Alexey Smaznov was arrested after police claimed they had found forged paperwork linked to a ship-to-ship transfer of Russian oil to the 37,600-dwt Grace Felix (built 2008) off Kalamata in Greece.
Russian union officials criticised his detention, saying Smaznov is the victim of the growing trend of criminalising seafarers.
The 47-year-old Russian national was freed by a Durres appeal court this week after bail was paid, according to the Seafarers’ Union of Russia (SUR).
“The wife confirms that the captain has returned to the vessel, but some further legal proceedings are expected,” said a senior union official. “It all sounds like the ship will stay there for the time being.”
The release was confirmed by Cyprus-based technical manager Cymare. “He is back on board the vessel,” said the company’s crewing director.
Smaznov was arrested on suspicion of evading taxes and transporting smuggled goods linked to the cargo of more than 180,000 barrels of oil on board the ship, according to police. He has not been charged with any crime.
Police said the ship was investigated based on intelligence that emerged from a series of smuggling investigations of oil from Libya and other countries.
The Liberia-flag Grace Felix allegedly loaded the Russian oil in an STS transfer off Kalamata around 11 February before heading to Albania.
It has remained off the port of Durres since mid-February.

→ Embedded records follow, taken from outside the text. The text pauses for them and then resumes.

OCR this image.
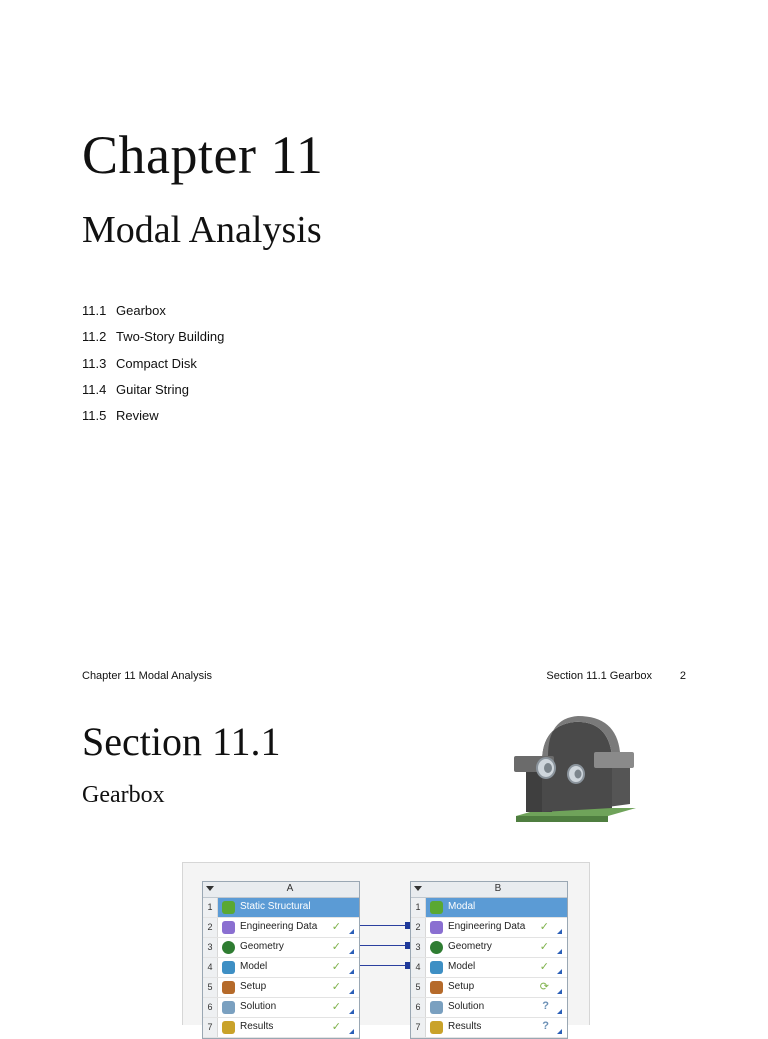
Chapter 11
Modal Analysis
11.1 Gearbox
11.2 Two-Story Building
11.3 Compact Disk
11.4 Guitar String
11.5 Review
Chapter 11 Modal Analysis	Section 11.1 Gearbox	2
Section 11.1
Gearbox
A
1	Static Structural
2	Engineering Data ✓
3	Geometry	✓
4	Model	✓
5	Setup	✓
6	Solution	✓
7	Results	✓
B
1	Modal
2	Engineering Data ✓
3	Geometry	✓
4	Model	✓
5	Setup	⟳
6	Solution	?
7	Results	?
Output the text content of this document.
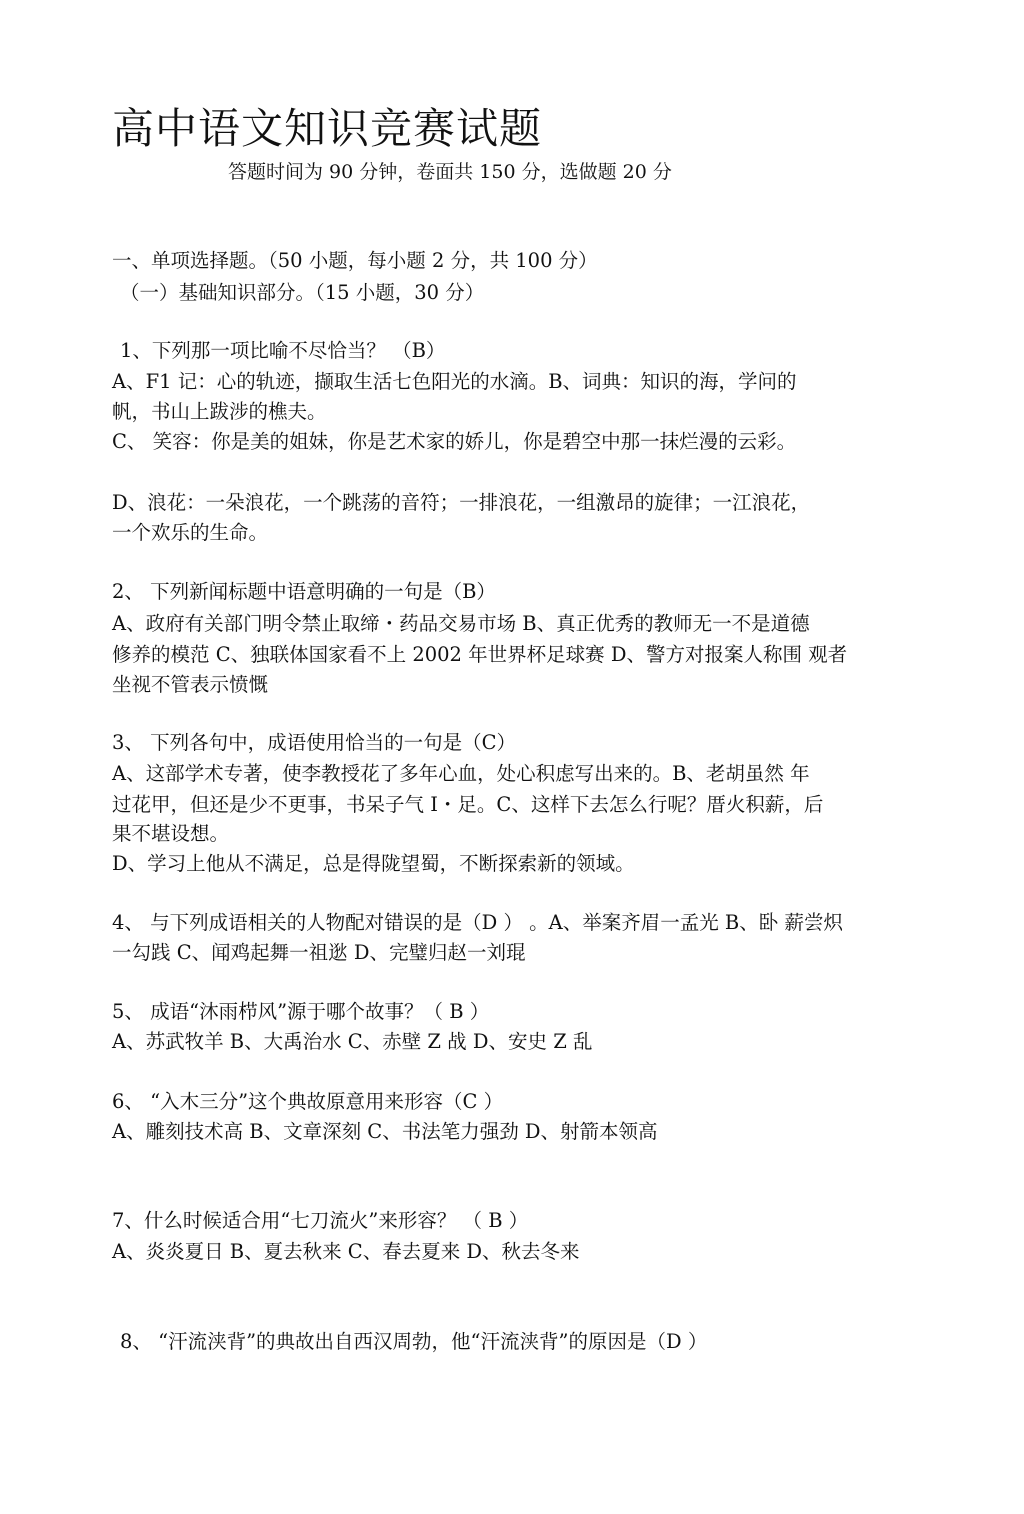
高中语文知识竞赛试题
答题时间为 90 分钟，卷面共 150 分，选做题 20 分
一、单项选择题。（50 小题，每小题 2 分，共 100 分）
（一）基础知识部分。（15 小题，30 分）
1、下列那一项比喻不尽恰当？ （B）
A、F1 记：心的轨迹，撷取生活七色阳光的水滴。B、词典：知识的海，学问的
帆，书山上跋涉的樵夫。
C、 笑容：你是美的姐妹，你是艺术家的娇儿，你是碧空中那一抹烂漫的云彩。
D、浪花：一朵浪花，一个跳荡的音符；一排浪花，一组激昂的旋律；一江浪花，
一个欢乐的生命。
2、 下列新闻标题中语意明确的一句是（B）
A、政府有关部门明令禁止取缔・药品交易市场 B、真正优秀的教师无一不是道德
修养的模范 C、独联体国家看不上 2002 年世界杯足球赛 D、警方对报案人称围 观者
坐视不管表示愤慨
3、 下列各句中，成语使用恰当的一句是（C）
A、这部学术专著，使李教授花了多年心血，处心积虑写出来的。B、老胡虽然 年
过花甲，但还是少不更事，书呆子气 I・足。C、这样下去怎么行呢？厝火积薪，后
果不堪设想。
D、学习上他从不满足，总是得陇望蜀，不断探索新的领域。
4、 与下列成语相关的人物配对错误的是（D ） 。A、举案齐眉一孟光 B、卧 薪尝炽
一勾践 C、闻鸡起舞一祖逖 D、完璧归赵一刘琨
5、 成语“沐雨栉风”源于哪个故事？（ B ）
A、苏武牧羊 B、大禹治水 C、赤壁 Z 战 D、安史 Z 乱
6、 “入木三分”这个典故原意用来形容（C ）
A、雕刻技术高 B、文章深刻 C、书法笔力强劲 D、射箭本领高
7、什么时候适合用“七刀流火”来形容？ （ B ）
A、炎炎夏日 B、夏去秋来 C、春去夏来 D、秋去冬来
8、 “汗流浃背”的典故出自西汉周勃，他“汗流浃背”的原因是（D ）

Its 22 crew members are on board but their passports have been confiscated, according to Cymare.
Cymare said the ship’s owner and charterer are working to secure the release of the vessel. Registered owner Grace Felix Shipping is a single-ship company with an address care of Cymare, according to Equasis.
“The investigative team … continues to conduct in-depth investigations with the aim of documenting this illegal activity to the best extent possible and to determine the legal identity of the citizens associated with this activity,” police said in a statement last month.
Tomor Harizi, deputy general director of the Albanian government’s maritime directorate, said the ship will remain detained until a release order is delivered by the local prosecutor’s office.
Albania is not a member of the European Union, which has imposed an import ban and price cap on Russian crude and oil products, but it was one of the first countries to impose its own sanctions.
The International Maritime Organization drafted new guidelines in March for seafarers detained on suspicion of committing maritime crimes.
They said seafarers should be recognised as a special category of workers who need special protection because of the global nature of their work.
The IMO called for accused seafarers to be treated fairly and said detention should be “for no longer than necessary”.
A 2019 survey by the Nautilus Federation found that almost 90% of seafarers fear criminalisation at work. The union said the number of cases in which seafarers have been detained worldwide has been “increasing at a startling rate”.